As time passes the wobbles get fewer and further apart. They last shorter periods of time. But I suspect I will have wobbles for all my days. To me the important thing is not that I have an eating disorder thought or that I skipped a breakfast. The important thing is whether or not I compensate or continue the behaviour.
I have not purged in four years. And prior to that very last time, I had only purged twice in ten months. My purging behaviours are gone. Including over-exercising which is an often overlooked purging behaviour.
I have two golden guidelines
I do not have rules anymore. I relentless punished myself with ever increasing ways of trying to manage my eating. Food rules are history. But I do have two guidelines that I try and always come back to if I wobble.
- Eat something every three or so hours. And 2. Never compensate for eating.
It is that second guideline that is my most important recovery tool. No matter how much self-recrimination I may have for choosing cake for breakfast or eating to an uncomfortable level of fullness or for having skipped a meal or two, I try to never compensate. I just tell myself that what’s done is done and if it made me uncomfortable physically or psychologically then perhaps when a similar circumstance arises I can look back and try something different next time.
Sometimes I wobble and forget the guidelines, but always I try and pull my socks up quickly and jump back on the wagon.
It is years since I spiralled
When I first came out of the clinic in April 2020, I was doing well with my early recovery. But I did have wobbles, and sometimes those wobbles escalated into a spiral. I wasn’t perfect. I don’t think recovery ever is. But letting go of perfection is part of my recovery toolkit.
To me the difference between a wobble and a spiral is longevity.
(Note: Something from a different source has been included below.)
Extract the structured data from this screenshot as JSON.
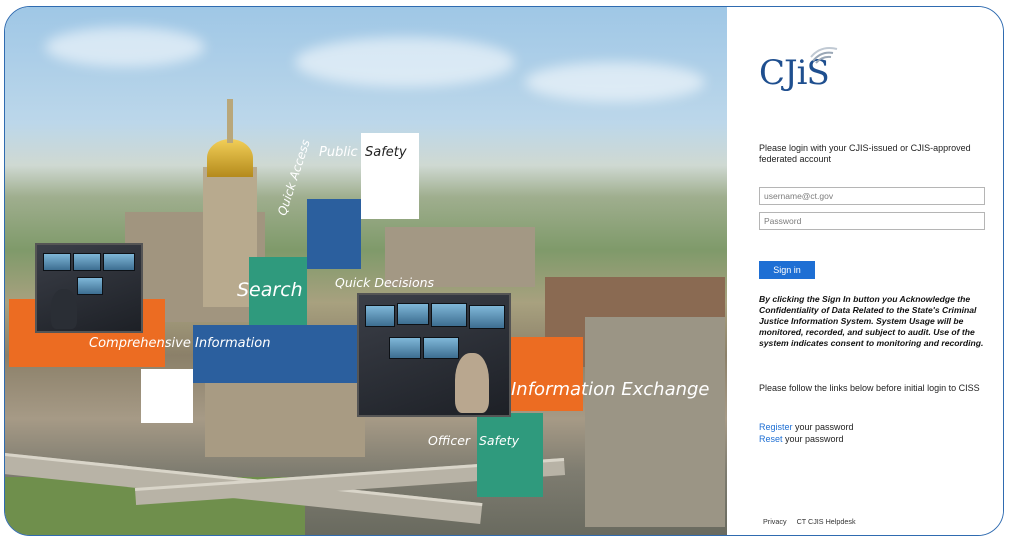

A wobble may last for a meal or maybe a day or two. A spiral is where things escalate. The restriction or the bingeing gets worse every few hours and the thoughts start to become all-consuming again. Lasting not just a day, but a week. And the longer it lasts the harder it is to reign it all back in.
My worst spirals were in 2020. When my recovery was still finding it’s feet. In many ways my recovery began in 2018 when I did the first inpatient stay and learned about all the tools I would need. But there were many spirals over the next two years. I did find my way back to the wagon fairly consistently, but I do consider my recovery to be from mid-2020. Not 2018.
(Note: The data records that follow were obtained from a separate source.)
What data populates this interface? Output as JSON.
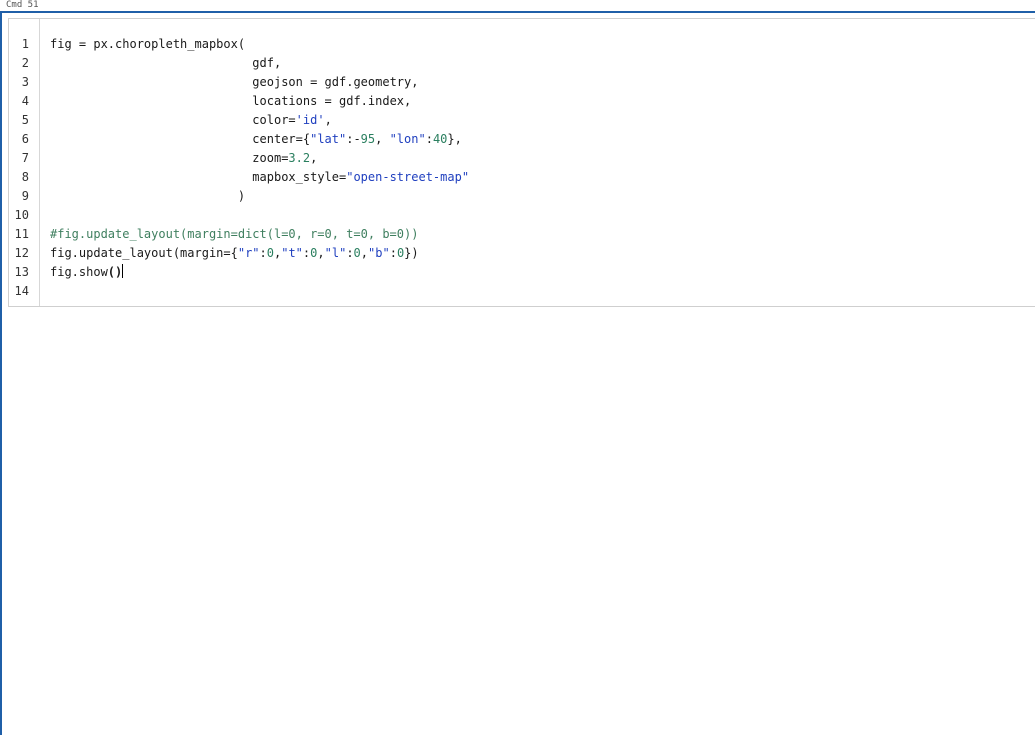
{
  "header": {
    "label": "Cmd 51"
  },
  "cell": {
    "line_numbers": [
      "1",
      "2",
      "3",
      "4",
      "5",
      "6",
      "7",
      "8",
      "9",
      "10",
      "11",
      "12",
      "13",
      "14"
    ],
    "lines": [
      {
        "indent": "",
        "tokens": [
          {
            "t": "plain",
            "v": "fig = px.choropleth_mapbox("
          }
        ]
      },
      {
        "indent": "                            ",
        "tokens": [
          {
            "t": "plain",
            "v": "gdf,"
          }
        ]
      },
      {
        "indent": "                            ",
        "tokens": [
          {
            "t": "plain",
            "v": "geojson = gdf.geometry,"
          }
        ]
      },
      {
        "indent": "                            ",
        "tokens": [
          {
            "t": "plain",
            "v": "locations = gdf.index,"
          }
        ]
      },
      {
        "indent": "                            ",
        "tokens": [
          {
            "t": "plain",
            "v": "color="
          },
          {
            "t": "str",
            "v": "'id'"
          },
          {
            "t": "plain",
            "v": ","
          }
        ]
      },
      {
        "indent": "                            ",
        "tokens": [
          {
            "t": "plain",
            "v": "center={"
          },
          {
            "t": "str",
            "v": "\"lat\""
          },
          {
            "t": "plain",
            "v": ":-"
          },
          {
            "t": "num",
            "v": "95"
          },
          {
            "t": "plain",
            "v": ", "
          },
          {
            "t": "str",
            "v": "\"lon\""
          },
          {
            "t": "plain",
            "v": ":"
          },
          {
            "t": "num",
            "v": "40"
          },
          {
            "t": "plain",
            "v": "},"
          }
        ]
      },
      {
        "indent": "                            ",
        "tokens": [
          {
            "t": "plain",
            "v": "zoom="
          },
          {
            "t": "num",
            "v": "3.2"
          },
          {
            "t": "plain",
            "v": ","
          }
        ]
      },
      {
        "indent": "                            ",
        "tokens": [
          {
            "t": "plain",
            "v": "mapbox_style="
          },
          {
            "t": "str",
            "v": "\"open-street-map\""
          }
        ]
      },
      {
        "indent": "                          ",
        "tokens": [
          {
            "t": "plain",
            "v": ")"
          }
        ]
      },
      {
        "indent": "",
        "tokens": []
      },
      {
        "indent": "",
        "tokens": [
          {
            "t": "cmt",
            "v": "#fig.update_layout(margin=dict(l=0, r=0, t=0, b=0))"
          }
        ]
      },
      {
        "indent": "",
        "tokens": [
          {
            "t": "plain",
            "v": "fig.update_layout(margin={"
          },
          {
            "t": "str",
            "v": "\"r\""
          },
          {
            "t": "plain",
            "v": ":"
          },
          {
            "t": "num",
            "v": "0"
          },
          {
            "t": "plain",
            "v": ","
          },
          {
            "t": "str",
            "v": "\"t\""
          },
          {
            "t": "plain",
            "v": ":"
          },
          {
            "t": "num",
            "v": "0"
          },
          {
            "t": "plain",
            "v": ","
          },
          {
            "t": "str",
            "v": "\"l\""
          },
          {
            "t": "plain",
            "v": ":"
          },
          {
            "t": "num",
            "v": "0"
          },
          {
            "t": "plain",
            "v": ","
          },
          {
            "t": "str",
            "v": "\"b\""
          },
          {
            "t": "plain",
            "v": ":"
          },
          {
            "t": "num",
            "v": "0"
          },
          {
            "t": "plain",
            "v": "})"
          }
        ]
      },
      {
        "indent": "",
        "tokens": [
          {
            "t": "plain",
            "v": "fig.show"
          },
          {
            "t": "bold",
            "v": "()"
          },
          {
            "t": "cursor",
            "v": ""
          }
        ]
      },
      {
        "indent": "",
        "tokens": []
      }
    ]
  },
  "colors": {
    "frame_accent": "#1f5fa8",
    "string": "#1f3fbf",
    "comment": "#3f7f5f",
    "number": "#2a7f5f"
  }
}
I will probably always have wobbles. If we’re being completely honest here, I skipped breakfast yesterday. Mostly because I wanted a coffee and I can’t fit coffee and breakfast in at the same time. But ED thoughts were also racing around my head. By lunchtime I was berating myself and quickly dragged myself back to reality. I ate normally for the rest of the day. I will probably be fine for quite some time now.
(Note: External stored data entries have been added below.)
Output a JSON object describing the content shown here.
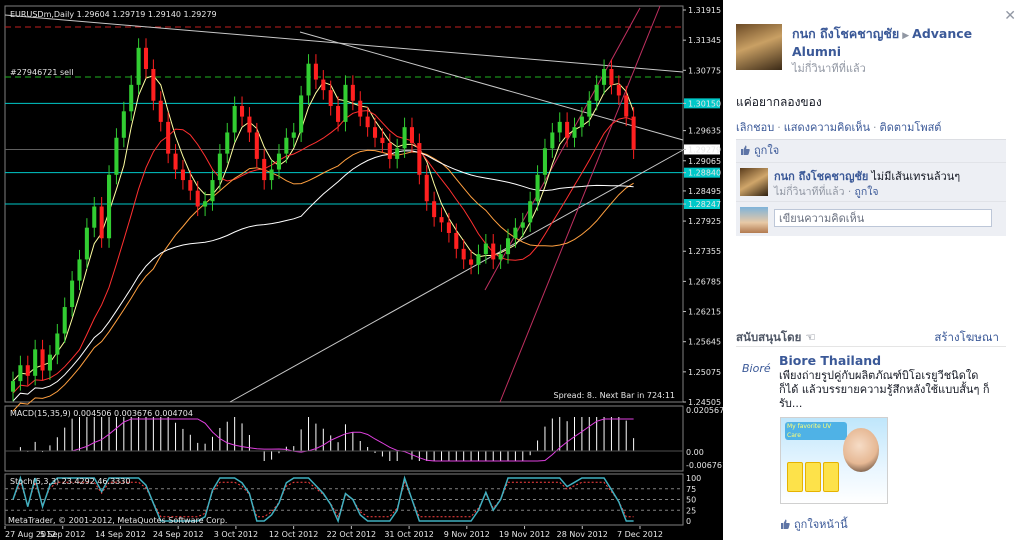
{
  "chart": {
    "title": "EURUSDm,Daily  1.29604 1.29719 1.29140 1.29279",
    "order_label": "#27946721 sell",
    "spread_text": "Spread: 8.. Next Bar in 724:11",
    "price_axis": [
      "1.31915",
      "1.31345",
      "1.30775",
      "1.30150",
      "1.29635",
      "1.29279",
      "1.29065",
      "1.28840",
      "1.28495",
      "1.28247",
      "1.27925",
      "1.27355",
      "1.26785",
      "1.26215",
      "1.25645",
      "1.25075",
      "1.24505"
    ],
    "highlighted_prices": [
      "1.30150",
      "1.28840",
      "1.28247"
    ],
    "current_price": "1.29279",
    "macd_label": "MACD(15,35,9) 0.004506 0.003676 0.004704",
    "macd_axis": [
      "0.020567",
      "0.00",
      "-0.006761"
    ],
    "stoch_label": "Stoch(5,3,3) 23.4292 46.3330",
    "stoch_axis": [
      "100",
      "75",
      "50",
      "25",
      "0"
    ],
    "copyright": "MetaTrader, © 2001-2012, MetaQuotes Software Corp.",
    "date_axis": [
      "27 Aug 2012",
      "5 Sep 2012",
      "14 Sep 2012",
      "24 Sep 2012",
      "3 Oct 2012",
      "12 Oct 2012",
      "22 Oct 2012",
      "31 Oct 2012",
      "9 Nov 2012",
      "19 Nov 2012",
      "28 Nov 2012",
      "7 Dec 2012"
    ],
    "colors": {
      "bull": "#32cd32",
      "bear": "#ff2020",
      "level": "#00c8c8",
      "ma_fast": "#ffffa0",
      "ma_mid": "#ff3030",
      "ma_slow": "#ffa040",
      "ma_long": "#ffffff",
      "trend": "#c03060",
      "macd_hist": "#ffffff",
      "macd_signal": "#e040e0",
      "stoch_main": "#40b0c0",
      "stoch_signal": "#ff4040"
    }
  },
  "chart_data": {
    "type": "candlestick",
    "symbol": "EURUSDm",
    "timeframe": "Daily",
    "ohlc_last": {
      "open": 1.29604,
      "high": 1.29719,
      "low": 1.2914,
      "close": 1.29279
    },
    "ylim": [
      1.24505,
      1.31915
    ],
    "closes": [
      1.249,
      1.252,
      1.25,
      1.255,
      1.251,
      1.254,
      1.258,
      1.263,
      1.268,
      1.272,
      1.278,
      1.282,
      1.276,
      1.288,
      1.295,
      1.3,
      1.305,
      1.312,
      1.308,
      1.302,
      1.298,
      1.292,
      1.289,
      1.287,
      1.285,
      1.282,
      1.283,
      1.287,
      1.292,
      1.296,
      1.301,
      1.299,
      1.296,
      1.291,
      1.287,
      1.289,
      1.292,
      1.295,
      1.296,
      1.303,
      1.309,
      1.306,
      1.304,
      1.301,
      1.298,
      1.305,
      1.302,
      1.299,
      1.297,
      1.295,
      1.294,
      1.291,
      1.293,
      1.297,
      1.294,
      1.288,
      1.283,
      1.28,
      1.279,
      1.277,
      1.274,
      1.272,
      1.271,
      1.273,
      1.275,
      1.272,
      1.273,
      1.276,
      1.278,
      1.279,
      1.283,
      1.288,
      1.293,
      1.296,
      1.298,
      1.295,
      1.297,
      1.299,
      1.302,
      1.305,
      1.308,
      1.305,
      1.303,
      1.299,
      1.29279
    ],
    "levels": [
      1.3015,
      1.2884,
      1.28247
    ]
  },
  "post": {
    "author": "กนก ถึงโชคชาญชัย",
    "target": "Advance Alumni",
    "time": "ไม่กี่วินาทีที่แล้ว",
    "status": "แค่อยากลองของ",
    "actions": [
      "เลิกชอบ",
      "แสดงความคิดเห็น",
      "ติดตามโพสต์"
    ],
    "likes_label": "ถูกใจ",
    "comment": {
      "author": "กนก ถึงโชคชาญชัย",
      "text": "ไม่มีเส้นเทรนล้วนๆ",
      "time": "ไม่กี่วินาทีที่แล้ว",
      "like": "ถูกใจ"
    },
    "write_placeholder": "เขียนความคิดเห็น"
  },
  "ads": {
    "header": "สนับสนุนโดย",
    "create": "สร้างโฆษณา",
    "logo_text": "Bioré",
    "title": "Biore Thailand",
    "text": "เพียงถ่ายรูปคู่กับผลิตภัณฑ์บิโอเรยูวีชนิดใดก็ได้ แล้วบรรยายความรู้สึกหลังใช้แบบสั้นๆ ก็รับ...",
    "image_caption": "My favorite UV Care",
    "like_page": "ถูกใจหน้านี้"
  }
}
It is difficult to control thoughts
Idle thoughts cross our minds all the time. It is difficult to just “never have an eating disordered thought”. I would go so far as to say that’s impossible. But the point is to challenge those thoughts. To see where reality lies, and to hopefully not engage in the behaviours.
And if a behaviour has been engaged in, well that is a wobble. If I keep doing it for days on end, it will become a spiral. And if there is one thing I have learned in all my 58 years, it is that I never want to dive headfirst into an eating disorder ever again. It is a hellish thing to live with and when I wobble, that is the primary reminder I need.
Food freedom is a beautiful thing. When the going gets tough, it is the thing that I try to remind myself I will lose if I spiral. I want to keep that freedom forever.